The next decade is going to test the Institutes as never before in terms of their corporate responsibilities. It must begin with aggregate budget distributions, and not end with them, as merely the sum of competitive independent programs, category by category. It's going to be a time of tough selection of priorities for funding by the different mechanisms that we have and possibly the creation of new ones for the future.
Especially, we're going to have to all show continued creativity and adaptation in continuous adjustment of the balance between categorical objectives "part of that genius of NIH" and the necessary communal provision of resources to maintain the strength of the institutions in which the majority of scientists in this country still work and teach.

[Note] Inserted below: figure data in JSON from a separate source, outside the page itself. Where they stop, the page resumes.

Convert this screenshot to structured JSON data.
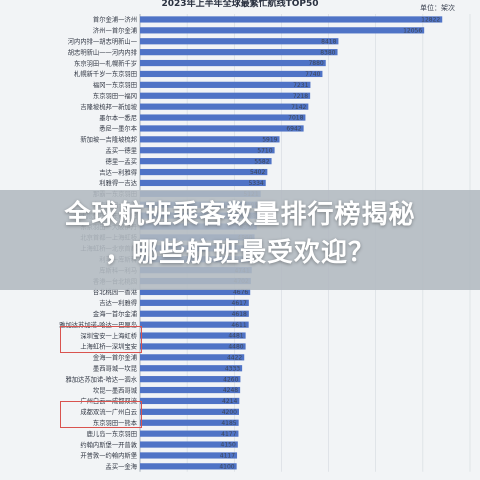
{
  "chart_data": {
    "type": "bar",
    "orientation": "horizontal",
    "title": "2023年上半年全球最繁忙航线TOP50",
    "unit_label": "单位：架次",
    "grid": true,
    "xlim": [
      0,
      14000
    ],
    "categories": [
      "首尔金浦一济州",
      "济州一首尔金浦",
      "河内内排一胡志明新山一",
      "胡志明新山一一河内内排",
      "东京羽田一札幌新千岁",
      "札幌新千岁一东京羽田",
      "福冈一东京羽田",
      "东京羽田一福冈",
      "吉隆坡梳邦一新加坡",
      "墨尔本一悉尼",
      "悉尼一墨尔本",
      "新加坡一吉隆坡梳邦",
      "孟买一德里",
      "德里一孟买",
      "吉达一利雅得",
      "利雅得一吉达",
      "那霸一东京羽田",
      "东京羽田一那霸",
      "大阪伊丹一东京羽田",
      "东京羽田一大阪伊丹",
      "北京首都一上海虹桥",
      "上海虹桥一北京首都",
      "利马一库斯科",
      "库斯科一利马",
      "香港一台北桃园",
      "台北桃园一香港",
      "吉达一利雅得",
      "金海一首尔金浦",
      "雅加达苏加诺-哈达一巴厘岛",
      "深圳宝安一上海虹桥",
      "上海虹桥一深圳宝安",
      "金海一首尔金浦",
      "墨西哥城一坎昆",
      "雅加达苏加诺-哈达一泗水",
      "坎昆一墨西哥城",
      "广州白云一成都双流",
      "成都双流一广州白云",
      "东京羽田一熊本",
      "鹿儿岛一东京羽田",
      "约翰内斯堡一开普敦",
      "开普敦一约翰内斯堡",
      "孟买一金海"
    ],
    "values": [
      12822,
      12056,
      8418,
      8380,
      7880,
      7740,
      7231,
      7218,
      7142,
      7018,
      6942,
      5919,
      5710,
      5582,
      5402,
      5334,
      5121,
      5109,
      4998,
      4952,
      4860,
      4832,
      4810,
      4741,
      4702,
      4676,
      4617,
      4618,
      4611,
      4481,
      4480,
      4422,
      4333,
      4260,
      4248,
      4214,
      4200,
      4185,
      4177,
      4150,
      4117,
      4100
    ],
    "value_labels": [
      "12822",
      "12056",
      "8418",
      "8380",
      "7880",
      "7740",
      "7231",
      "7218",
      "7142",
      "7018",
      "6942",
      "5919",
      "5710",
      "5582",
      "5402",
      "5334",
      "5121",
      "5109",
      "4998",
      "4952",
      "4860",
      "4832",
      "4810",
      "4741",
      "4702",
      "4676",
      "4617",
      "4618",
      "4611",
      "4481",
      "4480",
      "4422",
      "4333",
      "4260",
      "4248",
      "4214",
      "4200",
      "4185",
      "4177",
      "4150",
      "4117",
      "4100"
    ],
    "highlighted_categories": [
      "深圳宝安一上海虹桥",
      "上海虹桥一深圳宝安",
      "广州白云一成都双流",
      "成都双流一广州白云"
    ],
    "colors": {
      "bar": "#4f73c6",
      "highlight": "#d9534f",
      "background": "#f2f4f6"
    }
  },
  "overlay": {
    "headline": "全球航班乘客数量排行榜揭秘\n，哪些航班最受欢迎？"
  }
}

We're going to have to have continued attention to the style, if that be morality, and to the substance of activities other than experimental work; activities by which NIH also merits high rating as a social institution. These include: continued provision of technical consensus and objective evaluation of technologies; education for both the providers and the recipients of health care so the changes in scientific knowledge can beneficially affect the lives of as many people as possible and the practices of the professionals. We're going to have to keep up that faithful curatorship of invaluable collections of data and the tangible collections of objects (cells, mutants, and what have you) which join us to proceeding generations and will join us to the future.
We're also going to have to maintain a rigorous defense of scientific ethic, and of scientific freedom, for they are inseparable.